Sri Lanka belum mengumumkan tanggal pemilihan umum, tapi menteri penerangan pada Senin (20/10) menyatakan pemungutan suara akan diadakan pada Januari, ketika Paus Fransiskus berkunjung.
Gereja itu sebelumnya menyatakan "tidak pantas" Paus mengunjungi negara mana pun pada saat pemilihan umum.
"Kami belum memutuskan apa pun," kata juru bicara gereja, Cyril Gamini Fernando, kepada AFP, "Para uskup akan bertemu untuk membicarakannya."
Sumber resmi menyatakan pejabat Gereja meminta pemerintah memperjelas pengumuman Menteri Penerangan Keheliya Rambukwella pada Senin bahwa Presiden Mahinda Rajapakse akan mencalonkan diri untuk masa jabatan ketiga pada pemilihan umum pada Januari.
Pemilihan dini diperkirakan berlangsung, tapi pengumuman pada Senin itu adalam kepastian pertama bahwa Rajapakse mencari amanat baru setelah melepaskan batas dua masa bakti di kepresidenan segera sesudah terpilih kembali pada 2010.
Sumber resmi menyatakan 7, 8 dan 9 Januari secara perbintangan dianggap menguntungkan Rajapakse dan pemungutan suara dapat dilaksanakan pada salah satu dari tiga hari tersebut.

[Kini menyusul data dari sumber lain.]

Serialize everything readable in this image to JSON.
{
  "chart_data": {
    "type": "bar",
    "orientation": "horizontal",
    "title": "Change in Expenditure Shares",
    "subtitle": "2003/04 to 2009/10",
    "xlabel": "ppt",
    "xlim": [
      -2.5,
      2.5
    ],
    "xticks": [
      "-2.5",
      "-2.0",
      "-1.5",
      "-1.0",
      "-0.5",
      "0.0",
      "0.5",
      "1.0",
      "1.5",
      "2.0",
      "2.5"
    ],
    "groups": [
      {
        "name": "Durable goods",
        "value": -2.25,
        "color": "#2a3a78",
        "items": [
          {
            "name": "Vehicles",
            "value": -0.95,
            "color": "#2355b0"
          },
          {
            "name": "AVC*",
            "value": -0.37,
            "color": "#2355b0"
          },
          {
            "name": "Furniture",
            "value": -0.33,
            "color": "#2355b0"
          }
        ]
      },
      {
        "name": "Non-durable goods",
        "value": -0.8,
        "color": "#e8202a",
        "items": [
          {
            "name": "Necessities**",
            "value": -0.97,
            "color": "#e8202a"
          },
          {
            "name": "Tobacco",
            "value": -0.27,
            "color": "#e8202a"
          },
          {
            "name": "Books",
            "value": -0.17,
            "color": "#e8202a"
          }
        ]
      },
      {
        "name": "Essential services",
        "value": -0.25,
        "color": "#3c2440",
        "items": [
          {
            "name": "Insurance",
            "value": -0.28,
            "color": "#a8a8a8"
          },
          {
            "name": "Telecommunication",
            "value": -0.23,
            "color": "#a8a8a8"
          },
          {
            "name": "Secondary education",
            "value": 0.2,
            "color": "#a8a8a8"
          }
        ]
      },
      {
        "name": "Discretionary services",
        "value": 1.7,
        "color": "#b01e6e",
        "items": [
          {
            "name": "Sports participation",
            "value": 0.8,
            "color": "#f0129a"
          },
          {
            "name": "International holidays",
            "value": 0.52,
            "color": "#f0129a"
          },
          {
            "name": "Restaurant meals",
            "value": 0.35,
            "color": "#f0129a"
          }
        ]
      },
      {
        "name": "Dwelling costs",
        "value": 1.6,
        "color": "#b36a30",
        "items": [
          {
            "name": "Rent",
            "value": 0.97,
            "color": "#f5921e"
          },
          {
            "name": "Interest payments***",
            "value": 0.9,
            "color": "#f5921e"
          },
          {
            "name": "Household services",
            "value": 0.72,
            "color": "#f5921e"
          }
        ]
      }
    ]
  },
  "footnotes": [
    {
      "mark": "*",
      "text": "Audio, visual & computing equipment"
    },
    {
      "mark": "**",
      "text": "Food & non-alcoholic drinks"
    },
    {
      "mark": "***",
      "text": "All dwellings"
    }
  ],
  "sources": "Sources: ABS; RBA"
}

Rajapakse mendapatkan ketenaran di kalangan sebagian besar masyarakat Sinhala Srilanka dengan menghancurkan pemberontakan Tamil pada Mei 2009 dan mengakhiri 37 tahun perang panjang Tamil.
Tapi, ketenaran partainya anjlok dalam beberapa bulan belakangan dan jumlah suaranya turun lebih dari 20 persen dalam pemilihan umum daerah pada September.
Katolik Roma mencapai sekitar enam persen dari jumlah penduduk Srilanka, yang sebagian besar penganut Buddha.
Tentara Sri Lanka melarang warga asing mengunjungi daerah bekas perang dalam lawatan Presiden Mahinda Rajapakse ke daerah itu, kata pejabat dan sumber diplomatik.
Warga asing dikembalikan ke Omanthai, pintu masuk -yang diawasi tentara- ke provinsi Utara, tempat presiden itu berkunjung, kata sumber diplomatik.
Pejabat tentara menyatakan pelarangan kunjungan itu diberlakukan untuk "kepentingan negara". Polisi menyatakan tidak berperan mengembalikan warga asing ke Omanthai.